Tati nega as informações e diz que nunca se tratou na rede própria da operadora. “Nem conheço os médicos deles”. A única vez que foi até uma unidade própria da NotreDame foi quando seu terceiro ciclo de quimioterapia não foi autorizado no hospital no qual vinha fazendo o tratamento e ela tentou, sem sucesso, passar pelo procedimento num hospital próprio do convênio.

Sobre o caso de Alice, a operadora diz que “a terapia oncológica foi inicialmente negada por ser tratamento relacionado à doença pré-existente” e que “a cláusula era de conhecimento da paciente e foi declarada na assinatura do contrato” - argumento refutado pela cliente, que diz ter descoberto a doença somente após um exame de rotina um mês depois da contratação do plano.

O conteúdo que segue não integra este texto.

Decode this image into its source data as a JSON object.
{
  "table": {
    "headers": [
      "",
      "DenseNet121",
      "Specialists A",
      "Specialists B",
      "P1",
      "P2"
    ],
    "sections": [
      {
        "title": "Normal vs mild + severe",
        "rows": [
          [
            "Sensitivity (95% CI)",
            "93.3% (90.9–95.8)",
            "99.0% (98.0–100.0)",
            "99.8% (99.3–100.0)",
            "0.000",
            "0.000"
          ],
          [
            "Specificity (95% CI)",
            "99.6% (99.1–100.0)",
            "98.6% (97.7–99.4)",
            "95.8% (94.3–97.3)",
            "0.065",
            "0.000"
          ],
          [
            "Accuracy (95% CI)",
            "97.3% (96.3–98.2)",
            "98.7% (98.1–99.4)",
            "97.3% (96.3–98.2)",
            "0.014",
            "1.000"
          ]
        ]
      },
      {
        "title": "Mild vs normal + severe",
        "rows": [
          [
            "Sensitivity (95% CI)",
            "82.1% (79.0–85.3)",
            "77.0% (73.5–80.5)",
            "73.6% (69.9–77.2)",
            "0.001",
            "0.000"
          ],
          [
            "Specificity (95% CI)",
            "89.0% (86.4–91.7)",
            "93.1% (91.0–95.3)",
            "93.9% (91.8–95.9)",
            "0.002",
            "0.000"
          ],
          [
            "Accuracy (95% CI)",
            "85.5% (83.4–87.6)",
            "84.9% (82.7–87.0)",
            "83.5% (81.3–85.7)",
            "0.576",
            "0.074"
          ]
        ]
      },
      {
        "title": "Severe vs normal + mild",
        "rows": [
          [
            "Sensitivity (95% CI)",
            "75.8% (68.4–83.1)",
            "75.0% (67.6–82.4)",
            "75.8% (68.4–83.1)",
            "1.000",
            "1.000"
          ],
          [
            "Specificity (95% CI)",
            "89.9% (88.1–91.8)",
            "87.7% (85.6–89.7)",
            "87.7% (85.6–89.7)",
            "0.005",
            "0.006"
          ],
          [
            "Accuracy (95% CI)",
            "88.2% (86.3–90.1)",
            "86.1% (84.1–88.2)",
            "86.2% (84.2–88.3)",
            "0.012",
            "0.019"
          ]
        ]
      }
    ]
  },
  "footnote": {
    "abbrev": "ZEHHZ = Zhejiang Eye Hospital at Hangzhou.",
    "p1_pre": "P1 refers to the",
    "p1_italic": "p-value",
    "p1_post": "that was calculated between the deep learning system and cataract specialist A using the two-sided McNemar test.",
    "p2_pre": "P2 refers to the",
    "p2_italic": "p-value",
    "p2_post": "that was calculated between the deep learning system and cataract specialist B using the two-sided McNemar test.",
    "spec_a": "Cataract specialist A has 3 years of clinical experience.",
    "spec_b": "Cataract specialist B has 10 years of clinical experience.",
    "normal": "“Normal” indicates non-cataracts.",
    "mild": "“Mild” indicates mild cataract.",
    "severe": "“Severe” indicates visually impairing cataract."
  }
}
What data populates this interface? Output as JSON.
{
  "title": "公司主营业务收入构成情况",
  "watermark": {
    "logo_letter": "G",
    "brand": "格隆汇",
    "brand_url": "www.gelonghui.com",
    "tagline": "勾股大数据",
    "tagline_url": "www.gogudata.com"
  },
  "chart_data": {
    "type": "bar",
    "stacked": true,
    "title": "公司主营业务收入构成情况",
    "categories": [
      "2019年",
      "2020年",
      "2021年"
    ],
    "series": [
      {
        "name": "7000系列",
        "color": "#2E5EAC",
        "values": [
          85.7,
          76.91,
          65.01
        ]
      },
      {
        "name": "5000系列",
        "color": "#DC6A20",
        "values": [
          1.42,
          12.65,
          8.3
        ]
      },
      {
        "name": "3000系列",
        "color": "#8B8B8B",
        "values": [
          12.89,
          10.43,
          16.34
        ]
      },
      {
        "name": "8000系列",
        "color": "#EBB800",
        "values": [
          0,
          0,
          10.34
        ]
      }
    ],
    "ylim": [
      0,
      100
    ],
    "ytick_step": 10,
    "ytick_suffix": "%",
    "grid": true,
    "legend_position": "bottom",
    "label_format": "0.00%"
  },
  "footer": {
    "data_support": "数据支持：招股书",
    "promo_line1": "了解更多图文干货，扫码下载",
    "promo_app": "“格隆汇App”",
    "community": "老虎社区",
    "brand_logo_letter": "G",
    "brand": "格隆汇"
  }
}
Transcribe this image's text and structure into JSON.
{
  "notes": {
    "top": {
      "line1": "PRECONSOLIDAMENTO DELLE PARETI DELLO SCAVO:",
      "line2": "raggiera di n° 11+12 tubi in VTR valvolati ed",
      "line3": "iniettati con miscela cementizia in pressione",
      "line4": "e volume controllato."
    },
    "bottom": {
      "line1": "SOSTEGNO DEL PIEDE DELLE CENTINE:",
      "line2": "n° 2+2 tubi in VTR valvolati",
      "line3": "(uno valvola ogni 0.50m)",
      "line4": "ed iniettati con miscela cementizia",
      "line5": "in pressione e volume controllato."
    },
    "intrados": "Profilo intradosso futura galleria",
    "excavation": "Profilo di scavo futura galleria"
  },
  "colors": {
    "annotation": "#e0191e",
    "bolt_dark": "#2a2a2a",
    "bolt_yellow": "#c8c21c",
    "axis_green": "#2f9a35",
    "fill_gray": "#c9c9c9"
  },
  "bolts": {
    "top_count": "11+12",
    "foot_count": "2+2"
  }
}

A empresa afirma que, a despeito da restrição contratual, “houve a disponibilização do tratamento, mas a cliente optou por buscar tratamento na rede particular”. A paciente nega que a operadora tenha oferecido outra opção de tratamento e diz que, só depois que o Estadão pediu posicionamento para a empresa sobre o caso, a NotreDame a contatou para que ela passe em um oncologista do plano. A operadora disse ainda estar tentando um acordo para encerrar o processo, “com o reembolso de eventuais despesas”. Alice ainda aguarda o pagamento, assim como a aprovação da empresa para realizar exames de rotina para o controle da doença.